Since the show, I have maintained contact with his drummer, Joy Joseph, via Twitter and I hope to be able to perform with them again someday. Or just grab a drink. I went into this experience wanting to try and just pretend like this was a gig I was doing and these were my fellow performers. We hung out together and talked and I got to know the back-stories of his band members. It was refreshing and real. Every one of them believes in MIKA and he has earned their belief. His energy and his passion are infectious and uplifting and you could feel it in how his band spoke of him.
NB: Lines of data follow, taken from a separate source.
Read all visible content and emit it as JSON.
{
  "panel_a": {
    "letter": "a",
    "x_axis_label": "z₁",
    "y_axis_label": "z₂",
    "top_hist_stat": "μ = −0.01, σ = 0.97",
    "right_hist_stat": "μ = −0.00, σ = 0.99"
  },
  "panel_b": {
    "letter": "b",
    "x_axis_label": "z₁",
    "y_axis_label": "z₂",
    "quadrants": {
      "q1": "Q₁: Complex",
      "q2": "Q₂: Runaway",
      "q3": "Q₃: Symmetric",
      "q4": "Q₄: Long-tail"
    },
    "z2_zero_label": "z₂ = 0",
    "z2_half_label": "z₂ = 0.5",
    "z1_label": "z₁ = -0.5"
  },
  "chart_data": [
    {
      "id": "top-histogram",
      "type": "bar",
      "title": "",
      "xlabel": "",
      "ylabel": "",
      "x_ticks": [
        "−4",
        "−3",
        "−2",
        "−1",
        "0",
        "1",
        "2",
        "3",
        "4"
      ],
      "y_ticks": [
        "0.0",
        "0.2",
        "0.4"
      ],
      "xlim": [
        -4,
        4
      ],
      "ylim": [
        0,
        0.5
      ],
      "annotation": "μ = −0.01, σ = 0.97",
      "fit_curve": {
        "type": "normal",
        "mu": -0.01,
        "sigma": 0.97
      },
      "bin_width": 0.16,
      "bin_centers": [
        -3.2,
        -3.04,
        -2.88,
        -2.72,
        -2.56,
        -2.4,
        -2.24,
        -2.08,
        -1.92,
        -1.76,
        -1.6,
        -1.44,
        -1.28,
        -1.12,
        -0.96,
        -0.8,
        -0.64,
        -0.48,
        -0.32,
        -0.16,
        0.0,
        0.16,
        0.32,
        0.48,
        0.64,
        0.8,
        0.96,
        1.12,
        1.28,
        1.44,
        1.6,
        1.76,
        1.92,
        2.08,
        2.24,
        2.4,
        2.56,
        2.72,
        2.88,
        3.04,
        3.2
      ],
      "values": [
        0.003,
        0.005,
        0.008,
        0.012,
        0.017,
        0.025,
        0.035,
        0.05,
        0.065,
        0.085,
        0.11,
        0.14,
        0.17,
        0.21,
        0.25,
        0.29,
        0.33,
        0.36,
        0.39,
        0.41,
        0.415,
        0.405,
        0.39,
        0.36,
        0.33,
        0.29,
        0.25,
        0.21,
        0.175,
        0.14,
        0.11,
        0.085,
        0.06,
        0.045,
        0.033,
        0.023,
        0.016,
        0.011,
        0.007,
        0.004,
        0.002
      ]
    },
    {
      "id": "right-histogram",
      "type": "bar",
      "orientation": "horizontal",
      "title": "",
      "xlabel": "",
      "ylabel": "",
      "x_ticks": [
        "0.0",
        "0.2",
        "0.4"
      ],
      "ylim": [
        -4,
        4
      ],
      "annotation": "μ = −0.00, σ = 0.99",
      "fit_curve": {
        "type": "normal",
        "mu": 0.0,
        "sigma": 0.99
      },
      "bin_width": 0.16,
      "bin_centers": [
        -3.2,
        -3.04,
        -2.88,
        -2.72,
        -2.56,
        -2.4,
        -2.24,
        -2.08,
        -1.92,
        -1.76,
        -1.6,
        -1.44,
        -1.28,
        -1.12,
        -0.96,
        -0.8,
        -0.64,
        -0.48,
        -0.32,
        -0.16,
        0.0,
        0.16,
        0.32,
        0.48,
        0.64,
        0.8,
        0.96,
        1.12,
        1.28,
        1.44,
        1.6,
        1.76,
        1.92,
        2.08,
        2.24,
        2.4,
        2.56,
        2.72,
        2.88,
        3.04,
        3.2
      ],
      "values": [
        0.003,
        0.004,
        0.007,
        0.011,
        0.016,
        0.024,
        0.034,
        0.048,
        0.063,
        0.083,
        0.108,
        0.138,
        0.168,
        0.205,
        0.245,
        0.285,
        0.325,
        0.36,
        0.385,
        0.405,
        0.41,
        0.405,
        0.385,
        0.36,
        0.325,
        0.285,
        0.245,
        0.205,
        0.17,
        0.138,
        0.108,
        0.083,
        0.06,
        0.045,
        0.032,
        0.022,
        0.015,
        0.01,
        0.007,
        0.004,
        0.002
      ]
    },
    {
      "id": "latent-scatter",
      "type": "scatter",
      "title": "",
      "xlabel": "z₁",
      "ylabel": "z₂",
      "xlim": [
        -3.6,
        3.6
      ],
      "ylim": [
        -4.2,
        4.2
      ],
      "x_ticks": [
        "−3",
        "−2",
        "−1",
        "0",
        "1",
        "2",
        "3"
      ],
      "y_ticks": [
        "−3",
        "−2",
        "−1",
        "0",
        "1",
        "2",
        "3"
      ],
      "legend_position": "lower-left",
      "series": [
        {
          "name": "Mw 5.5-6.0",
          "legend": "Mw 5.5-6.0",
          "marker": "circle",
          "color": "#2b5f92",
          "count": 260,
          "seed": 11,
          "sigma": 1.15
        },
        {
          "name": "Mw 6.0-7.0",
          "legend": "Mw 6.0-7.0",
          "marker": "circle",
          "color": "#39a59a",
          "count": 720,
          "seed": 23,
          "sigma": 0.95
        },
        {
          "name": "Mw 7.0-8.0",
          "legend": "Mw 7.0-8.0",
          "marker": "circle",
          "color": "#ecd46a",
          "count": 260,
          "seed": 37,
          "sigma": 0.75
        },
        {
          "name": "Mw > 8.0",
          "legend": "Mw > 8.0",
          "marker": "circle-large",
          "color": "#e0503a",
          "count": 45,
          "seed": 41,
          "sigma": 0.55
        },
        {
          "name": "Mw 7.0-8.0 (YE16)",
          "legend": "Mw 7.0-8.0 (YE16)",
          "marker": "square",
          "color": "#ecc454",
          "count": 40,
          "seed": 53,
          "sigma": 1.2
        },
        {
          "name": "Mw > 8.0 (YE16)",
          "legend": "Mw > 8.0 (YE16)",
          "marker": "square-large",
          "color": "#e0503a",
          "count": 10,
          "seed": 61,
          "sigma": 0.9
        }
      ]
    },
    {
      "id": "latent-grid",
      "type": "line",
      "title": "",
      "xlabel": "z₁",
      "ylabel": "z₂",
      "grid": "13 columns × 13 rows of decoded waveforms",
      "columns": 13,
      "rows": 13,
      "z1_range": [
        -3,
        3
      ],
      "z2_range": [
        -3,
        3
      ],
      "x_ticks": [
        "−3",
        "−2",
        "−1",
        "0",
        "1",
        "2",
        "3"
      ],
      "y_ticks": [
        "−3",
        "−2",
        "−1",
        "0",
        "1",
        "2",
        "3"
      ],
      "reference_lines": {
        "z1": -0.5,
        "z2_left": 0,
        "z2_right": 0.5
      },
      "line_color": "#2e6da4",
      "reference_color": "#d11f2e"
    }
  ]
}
The Origin of Love is a passionate exploration. It’s a mature collection of pop songs where MIKA really collaborated and experimented. But if you’ve never seen MIKA on stage, it may be hard for you to get it. Sometimes MIKA falls. We all do. But when he gets on stage (and he’s always on stage), he leaves every single ounce of energy and passion out there. He sweats and he leaps and he dances and he entertains. This album seems to have flown under the radar and the reception has been underwhelming. And that’s upsetting. We have very few male pop stars right now and MIKA is the most mature and the brightest. “Stardust” is one of the most gorgeous electro-pop songs released in the last decade. “Popular Song,” the latest US single (listen below, now remixed with Ariana Grande), has a positive message and wonderful sample from the Broadway hit Wicked. He deserves your attention. 2012 was a brilliant year for MIKA and he has many years left in him. He’s got the talent – now give him your time.